Since patients were asked to complete the PNQ at the start of a dose-tapering project, it is possible that their answers to the PNQ were influenced by any stress or fear of disease progression as a result of the new dosing strategy. However, since all patients volunteered and provided oral consent to start dose tapering, we think this effect was limited.
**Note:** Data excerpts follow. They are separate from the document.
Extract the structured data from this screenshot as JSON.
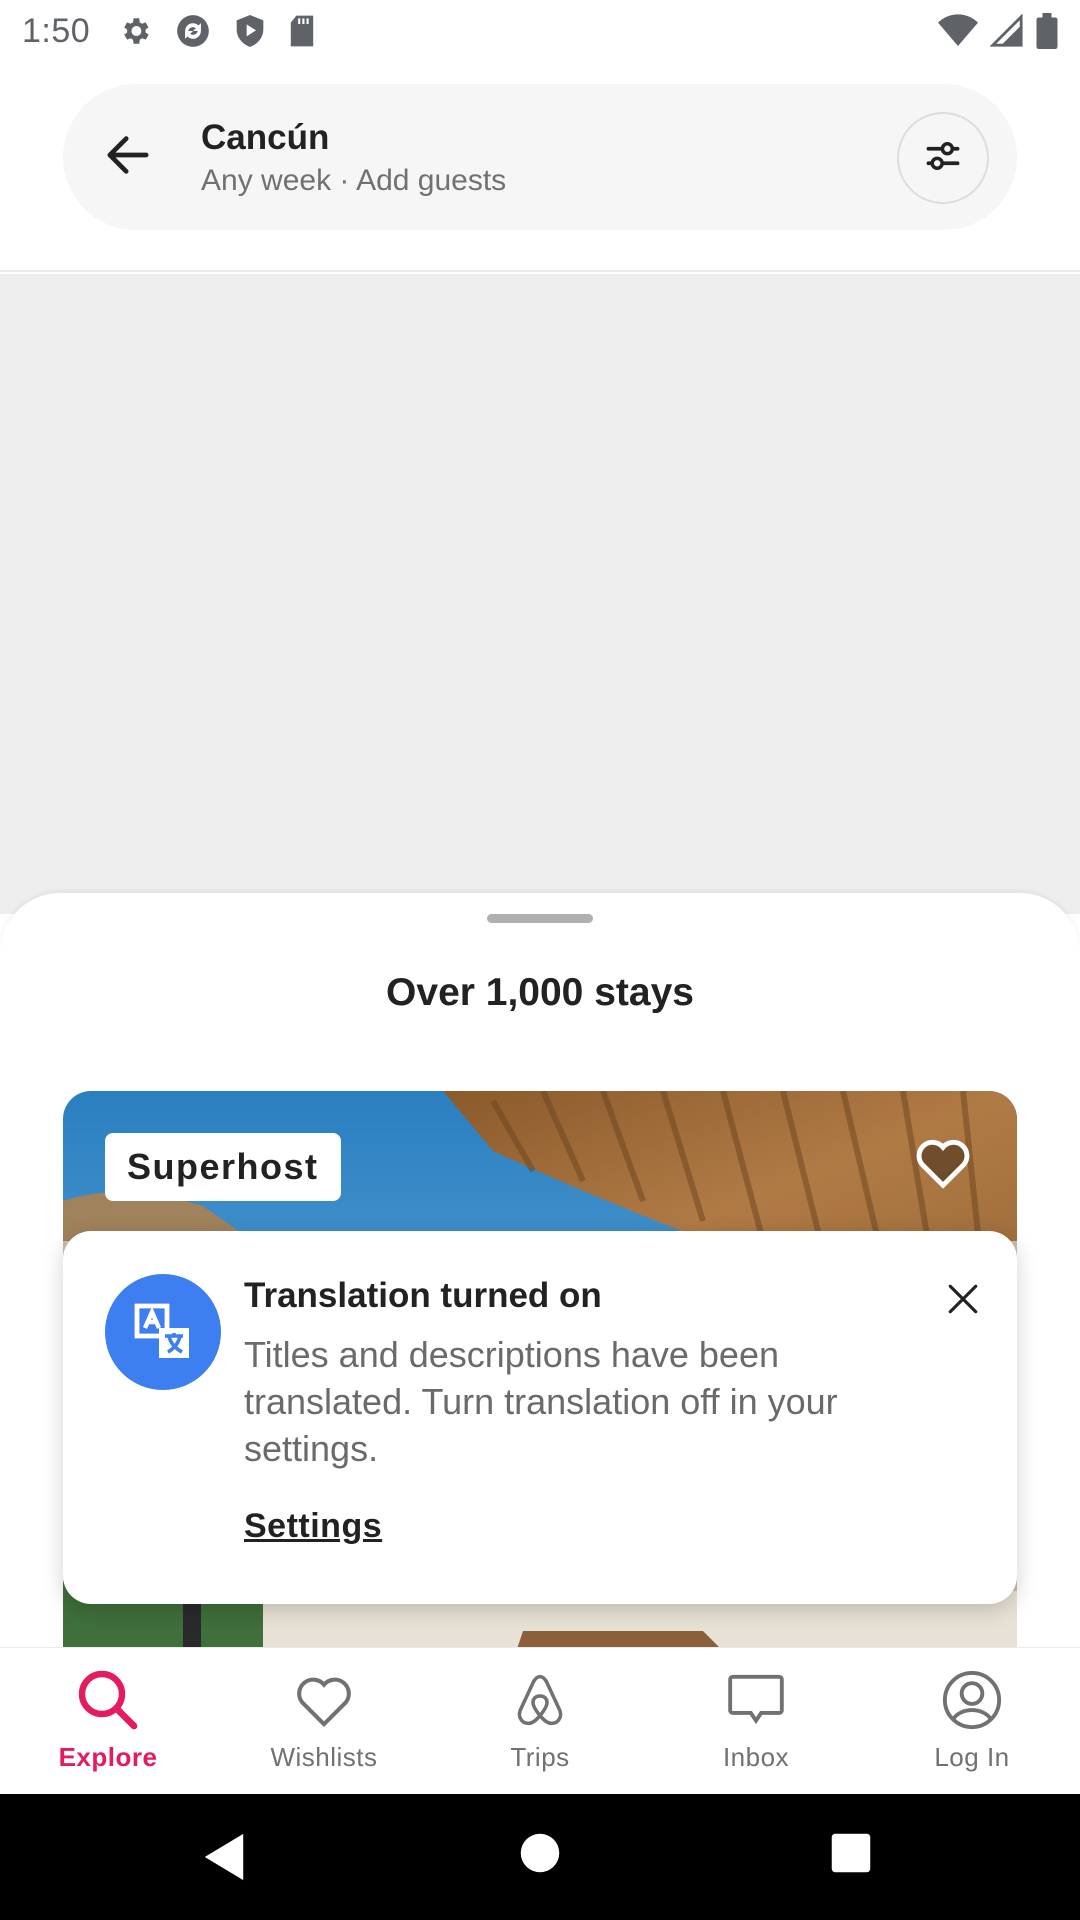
{
  "status_bar": {
    "time": "1:50",
    "left_icons": [
      "settings-icon",
      "sync-icon",
      "shield-play-icon",
      "sd-card-icon"
    ],
    "right_icons": [
      "wifi-icon",
      "signal-icon",
      "battery-icon"
    ]
  },
  "search": {
    "title": "Cancún",
    "subtitle": "Any week · Add guests",
    "back_icon": "arrow-left-icon",
    "filter_icon": "filter-sliders-icon"
  },
  "sheet": {
    "title": "Over 1,000 stays"
  },
  "listing": {
    "badge": "Superhost",
    "wishlist_icon": "heart-outline-icon"
  },
  "toast": {
    "icon": "translate-icon",
    "title": "Translation turned on",
    "body": "Titles and descriptions have been translated. Turn translation off in your settings.",
    "link": "Settings",
    "close_icon": "close-icon"
  },
  "bottom_nav": {
    "items": [
      {
        "label": "Explore",
        "icon": "search-icon",
        "active": true
      },
      {
        "label": "Wishlists",
        "icon": "heart-icon",
        "active": false
      },
      {
        "label": "Trips",
        "icon": "airbnb-logo-icon",
        "active": false
      },
      {
        "label": "Inbox",
        "icon": "message-icon",
        "active": false
      },
      {
        "label": "Log In",
        "icon": "profile-icon",
        "active": false
      }
    ]
  },
  "colors": {
    "accent": "#e31c5f",
    "toast_icon_bg": "#3d7ef0",
    "map_bg": "#eeeeee"
  }
}
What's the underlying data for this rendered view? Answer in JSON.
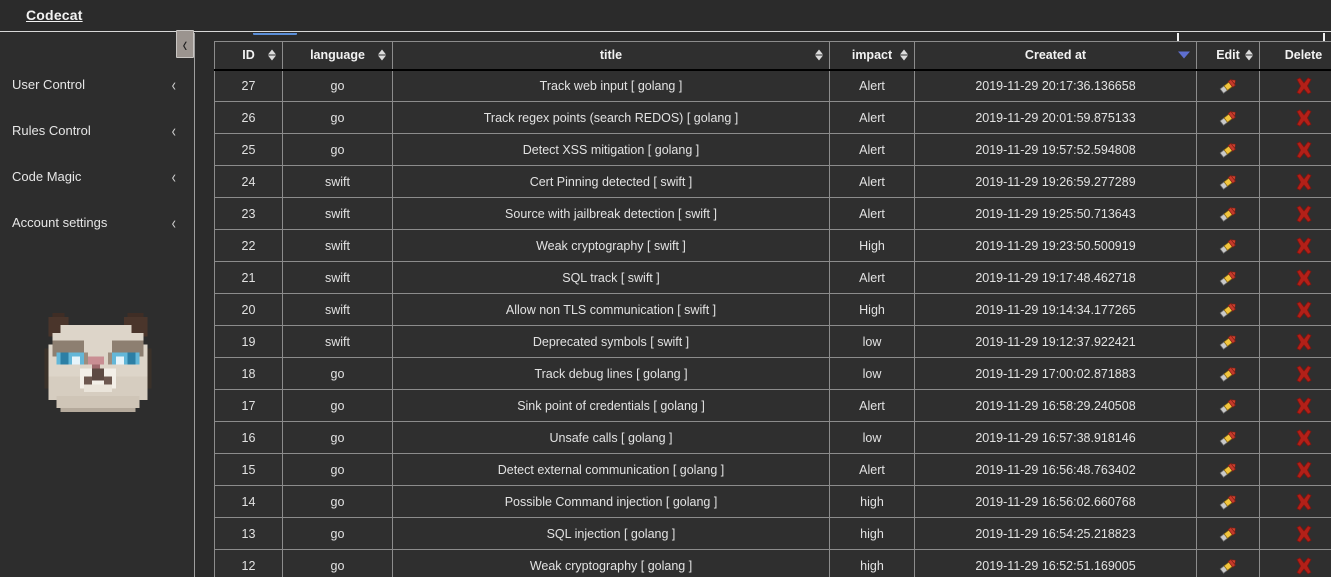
{
  "app": {
    "brand": "Codecat",
    "bg_color": "#2b2b2b",
    "accent_color": "#5b8fd8",
    "sorted_column_color": "#9a5504"
  },
  "sidebar": {
    "items": [
      {
        "label": "User Control",
        "chevron": "chevron-left"
      },
      {
        "label": "Rules Control",
        "chevron": "chevron-left"
      },
      {
        "label": "Code Magic",
        "chevron": "chevron-left"
      },
      {
        "label": "Account settings",
        "chevron": "chevron-left"
      }
    ],
    "collapse_toggle": {
      "icon": "chevron-left-icon",
      "label": "‹"
    },
    "avatar": {
      "name": "grumpy-cat-avatar"
    }
  },
  "main": {
    "search": {
      "value": "",
      "placeholder": ""
    },
    "active_tab_indicator": true
  },
  "table": {
    "columns": [
      {
        "key": "id",
        "label": "ID",
        "sortable": true,
        "sorted": null
      },
      {
        "key": "language",
        "label": "language",
        "sortable": true,
        "sorted": null
      },
      {
        "key": "title",
        "label": "title",
        "sortable": true,
        "sorted": null
      },
      {
        "key": "impact",
        "label": "impact",
        "sortable": true,
        "sorted": null
      },
      {
        "key": "created",
        "label": "Created at",
        "sortable": true,
        "sorted": "desc"
      },
      {
        "key": "edit",
        "label": "Edit",
        "sortable": true,
        "sorted": null
      },
      {
        "key": "delete",
        "label": "Delete",
        "sortable": true,
        "sorted": null
      }
    ],
    "rows": [
      {
        "id": "27",
        "language": "go",
        "title": "Track web input [ golang ]",
        "impact": "Alert",
        "created": "2019-11-29 20:17:36.136658",
        "edit": "edit-icon",
        "delete": "delete-icon"
      },
      {
        "id": "26",
        "language": "go",
        "title": "Track regex points (search REDOS) [ golang ]",
        "impact": "Alert",
        "created": "2019-11-29 20:01:59.875133",
        "edit": "edit-icon",
        "delete": "delete-icon"
      },
      {
        "id": "25",
        "language": "go",
        "title": "Detect XSS mitigation [ golang ]",
        "impact": "Alert",
        "created": "2019-11-29 19:57:52.594808",
        "edit": "edit-icon",
        "delete": "delete-icon"
      },
      {
        "id": "24",
        "language": "swift",
        "title": "Cert Pinning detected [ swift ]",
        "impact": "Alert",
        "created": "2019-11-29 19:26:59.277289",
        "edit": "edit-icon",
        "delete": "delete-icon"
      },
      {
        "id": "23",
        "language": "swift",
        "title": "Source with jailbreak detection [ swift ]",
        "impact": "Alert",
        "created": "2019-11-29 19:25:50.713643",
        "edit": "edit-icon",
        "delete": "delete-icon"
      },
      {
        "id": "22",
        "language": "swift",
        "title": "Weak cryptography [ swift ]",
        "impact": "High",
        "created": "2019-11-29 19:23:50.500919",
        "edit": "edit-icon",
        "delete": "delete-icon"
      },
      {
        "id": "21",
        "language": "swift",
        "title": "SQL track [ swift ]",
        "impact": "Alert",
        "created": "2019-11-29 19:17:48.462718",
        "edit": "edit-icon",
        "delete": "delete-icon"
      },
      {
        "id": "20",
        "language": "swift",
        "title": "Allow non TLS communication [ swift ]",
        "impact": "High",
        "created": "2019-11-29 19:14:34.177265",
        "edit": "edit-icon",
        "delete": "delete-icon"
      },
      {
        "id": "19",
        "language": "swift",
        "title": "Deprecated symbols [ swift ]",
        "impact": "low",
        "created": "2019-11-29 19:12:37.922421",
        "edit": "edit-icon",
        "delete": "delete-icon"
      },
      {
        "id": "18",
        "language": "go",
        "title": "Track debug lines [ golang ]",
        "impact": "low",
        "created": "2019-11-29 17:00:02.871883",
        "edit": "edit-icon",
        "delete": "delete-icon"
      },
      {
        "id": "17",
        "language": "go",
        "title": "Sink point of credentials [ golang ]",
        "impact": "Alert",
        "created": "2019-11-29 16:58:29.240508",
        "edit": "edit-icon",
        "delete": "delete-icon"
      },
      {
        "id": "16",
        "language": "go",
        "title": "Unsafe calls [ golang ]",
        "impact": "low",
        "created": "2019-11-29 16:57:38.918146",
        "edit": "edit-icon",
        "delete": "delete-icon"
      },
      {
        "id": "15",
        "language": "go",
        "title": "Detect external communication [ golang ]",
        "impact": "Alert",
        "created": "2019-11-29 16:56:48.763402",
        "edit": "edit-icon",
        "delete": "delete-icon"
      },
      {
        "id": "14",
        "language": "go",
        "title": "Possible Command injection [ golang ]",
        "impact": "high",
        "created": "2019-11-29 16:56:02.660768",
        "edit": "edit-icon",
        "delete": "delete-icon"
      },
      {
        "id": "13",
        "language": "go",
        "title": "SQL injection [ golang ]",
        "impact": "high",
        "created": "2019-11-29 16:54:25.218823",
        "edit": "edit-icon",
        "delete": "delete-icon"
      },
      {
        "id": "12",
        "language": "go",
        "title": "Weak cryptography [ golang ]",
        "impact": "high",
        "created": "2019-11-29 16:52:51.169005",
        "edit": "edit-icon",
        "delete": "delete-icon"
      }
    ]
  }
}
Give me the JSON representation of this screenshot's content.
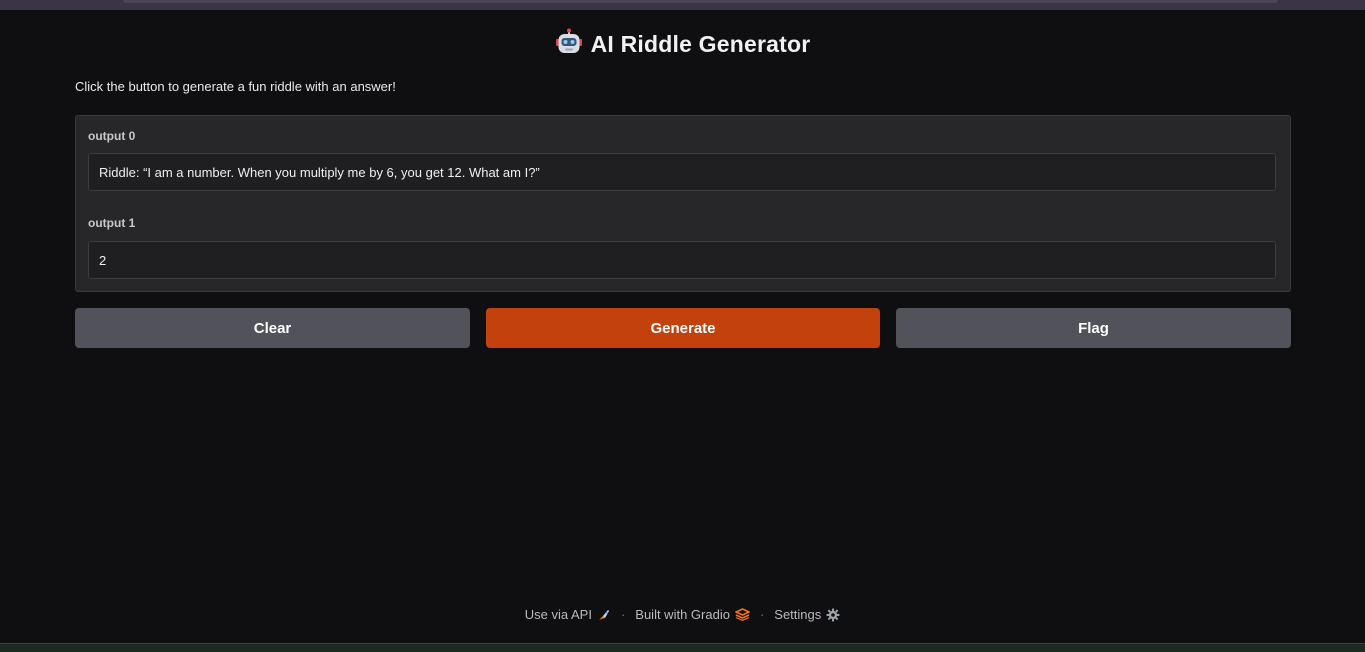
{
  "app": {
    "title": "AI Riddle Generator",
    "title_icon": "robot-icon",
    "description": "Click the button to generate a fun riddle with an answer!"
  },
  "outputs": [
    {
      "label": "output 0",
      "value": "Riddle: “I am a number. When you multiply me by 6, you get 12. What am I?”"
    },
    {
      "label": "output 1",
      "value": "2"
    }
  ],
  "buttons": {
    "clear": "Clear",
    "generate": "Generate",
    "flag": "Flag"
  },
  "footer": {
    "api": "Use via API",
    "api_icon": "rocket-icon",
    "built": "Built with Gradio",
    "built_icon": "gradio-logo-icon",
    "settings": "Settings",
    "settings_icon": "gear-icon",
    "separator": "·"
  },
  "colors": {
    "background": "#0f0f11",
    "panel": "#27272a",
    "primary": "#c2410c",
    "secondary": "#52525b"
  }
}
The PNQ is a subset of the PBI, which was originally designed to evaluate patient-relevant therapeutic benefits longitudinally, by measuring patient needs at baseline (using PNQ) and the extent to which these needs are achieved after treatment (using the PBQ, Patient Benefit Questionnaire). Although previously applied as such, the PNQ is not formally validated for cross-sectional measurements. Since we did not aim to evaluate treatment benefit, we did not use the PBQ. However, it would have been interesting to assess to what extent the goals in our population had already been reached, or why certain patients had reported a goal to be ‘not applicable’. This would facilitate interpretation here. The relatively small sample size and the fact that correction for multiple testing was not performed implies that the results must be interpreted with caution.

In conclusion, psoriasis patients with controlled disease due to biologic treatment still have substantial treatment goals, in an order comparable to patients with more severe psoriasis. They do, however, award their personal treatment goals a lower level of importance compared to patients with more severe disease described in literature. We reported subtle differences in patient needs stratified per gender and age. Clinicians who want to apply dose-reduction strategies should actively inquire about the level of confidence in therapy, as lack of trust in their therapy may exclude eligible patients from dose reduction. Since treatment goals differ per patient, individual treatment could be optimized by actively inquiring about the patient’s personal treatment goals. As goal importance is a distinct concept from quality-of-life measurements, addressing both these two items could improve the quality of care [8].